The ArchiveReader and ArchiveWriter classes provide simpler access to the compression technologies. They work with all supported archive types (ZIP, bzip2, gzip, tar), and provide uniform access to the underlying compression mechanisms.

DC (Distributed Crypto)

DC has long been set to change, dictated by efforts from browser vendors to retire the in-browser technologies capable of circumventing the sandbox. The change in DC is one of the biggest in SecureBlackbox 2022.

The new approach to in-browser signing involves two principal pieces on the workstation side: a system service that relies on the DCAuth component (ex-TElDCStandardServer) to sign incoming DC requests, and in-browser JavaScript that is capable of forwarding the DC requests from the browser to the service via Ajax. This eliminates the use of "now-illegitimate" technologies like Java applets altogether, making the scheme fair, cross-platform, and usable in the long term.

The workstation-side application eliminates the need to implement the desktop-side solution for most common usage scenarios.

The application-level components, such as PDFSigner, support DC via their SignAsyncBegin and SignAsyncEnd methods. These are equivalents of the InitiateAsyncSign and CompleteAsyncSign methods.

Network Protocol Clients

The APIs of FTP, HTTP, SFTP, and mail clients have been simplified, but the general usage approaches have largely been kept unchanged.

Network Protocol Servers

All server components now come with built-in networking capabilities, so you don't need to bother with sockets and threads.

Licensing Notes

In previous versions of the product you used a SetLicenseKey() call to pass your license key to the components. This is no longer the case: you will receive a new shorter product key from our licensing team used during installation. For instructions on how to license the components for distribution please see the Licensing Instructions page.

Using the SecureBlackbox 16-Style API

We understand that in many cases migrating a project to a brand new set of components, however close in technology, may not be a preferred course of action. One example is where your current code was formally tested or certified and the migration will require recertification.
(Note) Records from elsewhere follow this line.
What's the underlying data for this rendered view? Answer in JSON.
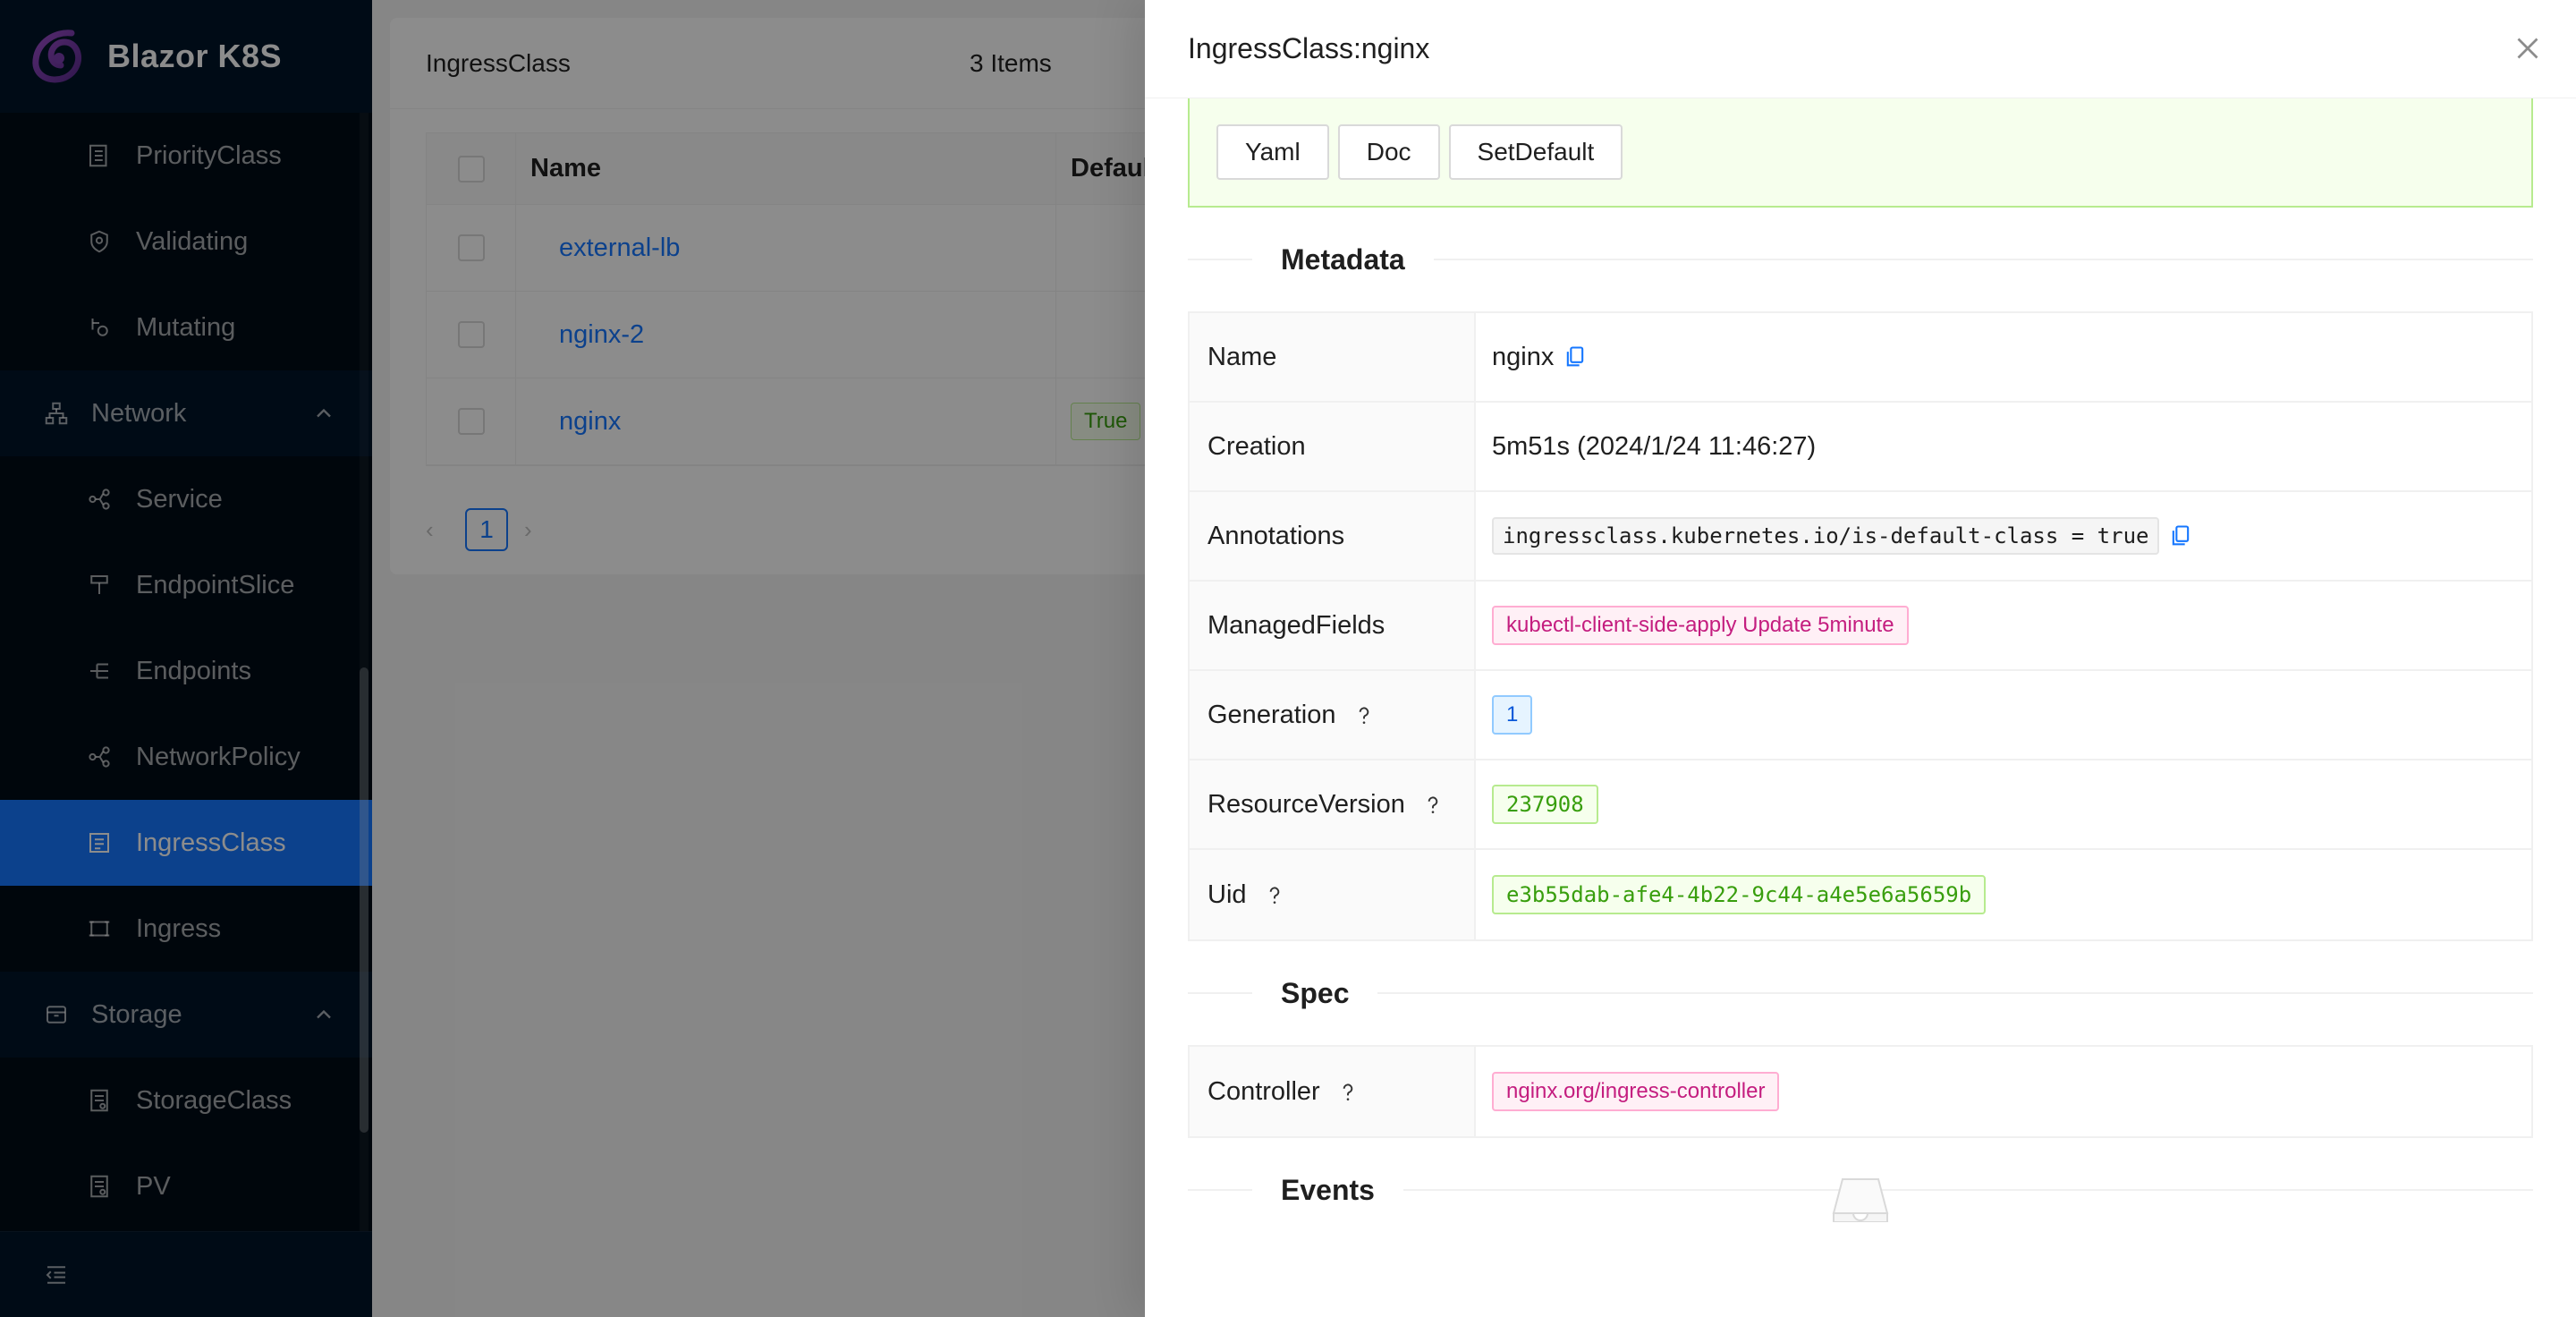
{
  "app": {
    "name": "Blazor K8S"
  },
  "sidebar": {
    "items_top": [
      {
        "label": "PriorityClass",
        "icon": "priorityclass-icon"
      },
      {
        "label": "Validating",
        "icon": "validating-icon"
      },
      {
        "label": "Mutating",
        "icon": "mutating-icon"
      }
    ],
    "network": {
      "label": "Network",
      "items": [
        {
          "label": "Service"
        },
        {
          "label": "EndpointSlice"
        },
        {
          "label": "Endpoints"
        },
        {
          "label": "NetworkPolicy"
        },
        {
          "label": "IngressClass",
          "active": true
        },
        {
          "label": "Ingress"
        }
      ]
    },
    "storage": {
      "label": "Storage",
      "items": [
        {
          "label": "StorageClass"
        },
        {
          "label": "PV"
        }
      ]
    }
  },
  "list": {
    "title": "IngressClass",
    "count": "3 Items",
    "columns": {
      "name": "Name",
      "default": "Default"
    },
    "rows": [
      {
        "name": "external-lb",
        "default": ""
      },
      {
        "name": "nginx-2",
        "default": ""
      },
      {
        "name": "nginx",
        "default": "True"
      }
    ],
    "page": "1"
  },
  "drawer": {
    "title": "IngressClass:nginx",
    "buttons": {
      "yaml": "Yaml",
      "doc": "Doc",
      "set_default": "SetDefault"
    },
    "metadata_title": "Metadata",
    "spec_title": "Spec",
    "events_title": "Events",
    "metadata": {
      "name_label": "Name",
      "name_value": "nginx",
      "creation_label": "Creation",
      "creation_value": "5m51s (2024/1/24 11:46:27)",
      "annotations_label": "Annotations",
      "annotations_value": "ingressclass.kubernetes.io/is-default-class = true",
      "managed_label": "ManagedFields",
      "managed_value": "kubectl-client-side-apply Update 5minute",
      "generation_label": "Generation",
      "generation_value": "1",
      "rv_label": "ResourceVersion",
      "rv_value": "237908",
      "uid_label": "Uid",
      "uid_value": "e3b55dab-afe4-4b22-9c44-a4e5e6a5659b"
    },
    "spec": {
      "controller_label": "Controller",
      "controller_value": "nginx.org/ingress-controller"
    }
  },
  "colors": {
    "primary": "#1677ff",
    "sider": "#001529",
    "success_bg": "#f6ffed"
  }
}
For such scenarios, and for backward compatibility reasons, we continue to offer the SecureBlackbox 16-style API. This is available by default in the .NET and Java editions, and as a separate Backwards Compatiblity Pack download for the Delphi edition.
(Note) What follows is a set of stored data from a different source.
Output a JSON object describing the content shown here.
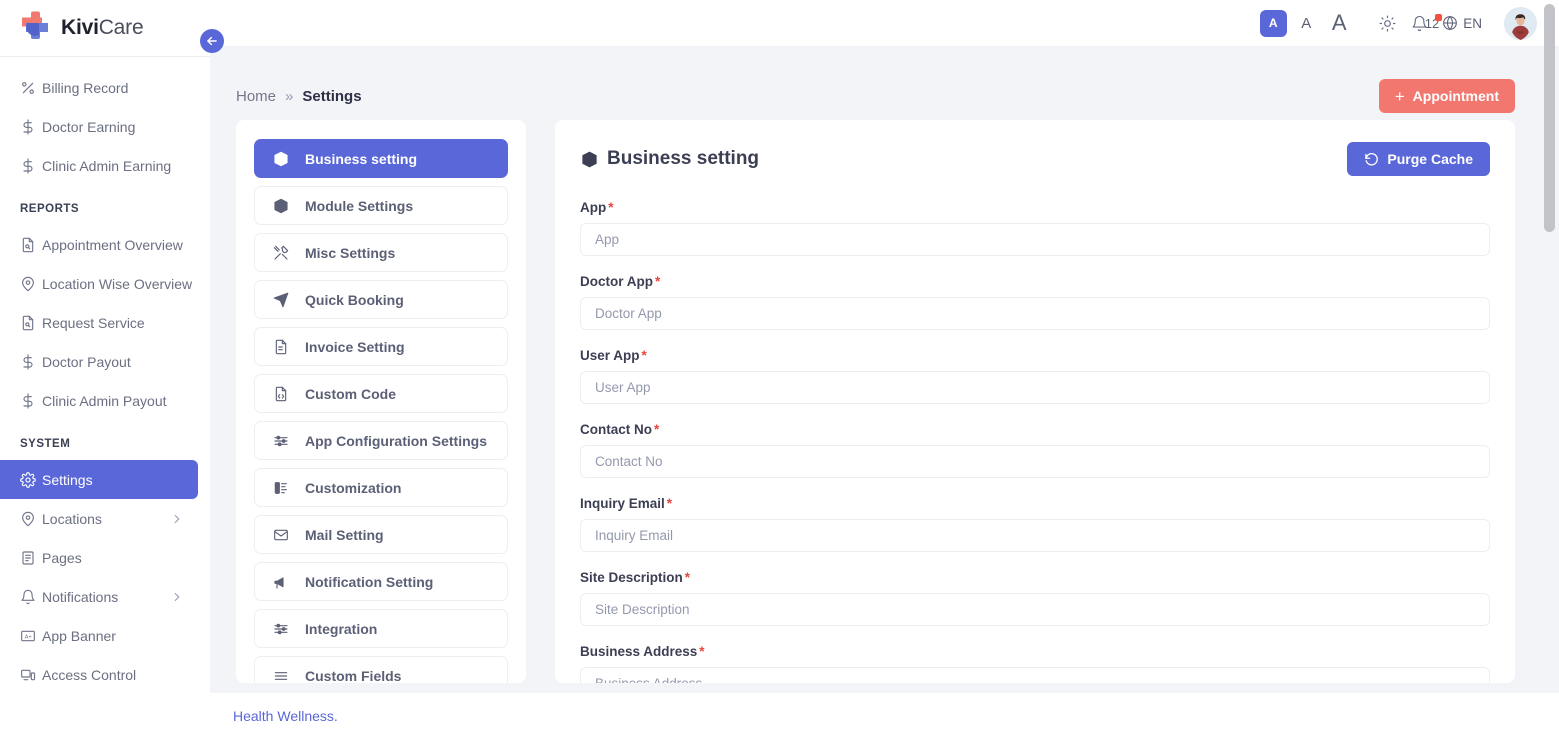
{
  "brand": {
    "name_bold": "Kivi",
    "name_light": "Care"
  },
  "sidebar": {
    "groups": [
      {
        "title": "",
        "items": [
          {
            "label": "Billing Record",
            "icon": "percent-icon",
            "caret": false,
            "active": false
          },
          {
            "label": "Doctor Earning",
            "icon": "dollar-icon",
            "caret": false,
            "active": false
          },
          {
            "label": "Clinic Admin Earning",
            "icon": "dollar-icon",
            "caret": false,
            "active": false
          }
        ]
      },
      {
        "title": "REPORTS",
        "items": [
          {
            "label": "Appointment Overview",
            "icon": "document-search-icon",
            "caret": false,
            "active": false
          },
          {
            "label": "Location Wise Overview",
            "icon": "map-pin-icon",
            "caret": false,
            "active": false
          },
          {
            "label": "Request Service",
            "icon": "document-search-icon",
            "caret": false,
            "active": false
          },
          {
            "label": "Doctor Payout",
            "icon": "dollar-icon",
            "caret": false,
            "active": false
          },
          {
            "label": "Clinic Admin Payout",
            "icon": "dollar-icon",
            "caret": false,
            "active": false
          }
        ]
      },
      {
        "title": "SYSTEM",
        "items": [
          {
            "label": "Settings",
            "icon": "gear-icon",
            "caret": false,
            "active": true
          },
          {
            "label": "Locations",
            "icon": "map-pin-icon",
            "caret": true,
            "active": false
          },
          {
            "label": "Pages",
            "icon": "page-icon",
            "caret": false,
            "active": false
          },
          {
            "label": "Notifications",
            "icon": "bell-icon",
            "caret": true,
            "active": false
          },
          {
            "label": "App Banner",
            "icon": "banner-icon",
            "caret": false,
            "active": false
          },
          {
            "label": "Access Control",
            "icon": "devices-icon",
            "caret": false,
            "active": false
          }
        ]
      }
    ]
  },
  "topbar": {
    "font_size_small": "A",
    "font_size_medium": "A",
    "font_size_large": "A",
    "notification_count": "12",
    "language": "EN",
    "theme_icon": "sun-icon",
    "globe_icon": "globe-icon",
    "avatar_alt": "user-avatar"
  },
  "back_button": {
    "icon": "arrow-left-icon"
  },
  "breadcrumb": {
    "home": "Home",
    "separator": "»",
    "current": "Settings"
  },
  "appointment_button": {
    "plus": "+",
    "label": "Appointment"
  },
  "settings_tabs": [
    {
      "label": "Business setting",
      "icon": "box-icon",
      "active": true
    },
    {
      "label": "Module Settings",
      "icon": "box-icon",
      "active": false
    },
    {
      "label": "Misc Settings",
      "icon": "tools-icon",
      "active": false
    },
    {
      "label": "Quick Booking",
      "icon": "send-icon",
      "active": false
    },
    {
      "label": "Invoice Setting",
      "icon": "invoice-icon",
      "active": false
    },
    {
      "label": "Custom Code",
      "icon": "code-file-icon",
      "active": false
    },
    {
      "label": "App Configuration Settings",
      "icon": "sliders-icon",
      "active": false
    },
    {
      "label": "Customization",
      "icon": "customize-icon",
      "active": false
    },
    {
      "label": "Mail Setting",
      "icon": "mail-icon",
      "active": false
    },
    {
      "label": "Notification Setting",
      "icon": "megaphone-icon",
      "active": false
    },
    {
      "label": "Integration",
      "icon": "sliders-icon",
      "active": false
    },
    {
      "label": "Custom Fields",
      "icon": "list-icon",
      "active": false
    }
  ],
  "business_setting": {
    "title": "Business setting",
    "title_icon": "box-icon",
    "purge_button": {
      "label": "Purge Cache",
      "icon": "refresh-icon"
    },
    "fields": [
      {
        "label": "App",
        "required": true,
        "placeholder": "App",
        "value": ""
      },
      {
        "label": "Doctor App",
        "required": true,
        "placeholder": "Doctor App",
        "value": ""
      },
      {
        "label": "User App",
        "required": true,
        "placeholder": "User App",
        "value": ""
      },
      {
        "label": "Contact No",
        "required": true,
        "placeholder": "Contact No",
        "value": ""
      },
      {
        "label": "Inquiry Email",
        "required": true,
        "placeholder": "Inquiry Email",
        "value": ""
      },
      {
        "label": "Site Description",
        "required": true,
        "placeholder": "Site Description",
        "value": ""
      },
      {
        "label": "Business Address",
        "required": true,
        "placeholder": "Business Address",
        "value": ""
      }
    ]
  },
  "footer": {
    "link": "Health Wellness."
  },
  "colors": {
    "accent": "#5a67d8",
    "danger": "#f2776f",
    "required": "#e8453c",
    "page_bg": "#f3f4f8",
    "text": "#3c3f53",
    "muted": "#6b6f82"
  }
}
The documentation for the v16-style API is available here.

Upgrade Notes

The first change you will notice after upgrading to SecureBlackbox 2022 is the absence of a bunch of secureblackbox.*.jar packages. To make the things simpler there is now there is only one jar file. The SecureBlackbox 2022 distribution therefore only contains the following few jar files:

  • secureblackbox.jar - the development version of SecureBlackbox jar (includes help files)
  • deploy.jar - the deployment version of a SecureBlackbox jar (smaller size and no help files)

Both jars contain the same set of components, representing both the new and the old APIs. All the components from the new API are provided in secureblackbox namespace. The components from the old API are available in their original namespaces (secureblackbox.HTTPClient, secureblackbox.XML etc.). There is one important change here: the first part of the original namespace became all-lowercase, so what used to be SecureBlackbox.XML became secureblackbox.XML.

When migrating your existing SecureBlackbox-powered projects, replace all the references to SecureBlackbox jars with a single reference to the new secureblackbox.jar or deploy.jar. Update import directives in your Java files, and you should be good to go - any old-API SecureBlackbox components should be back in scope with no further actions needed.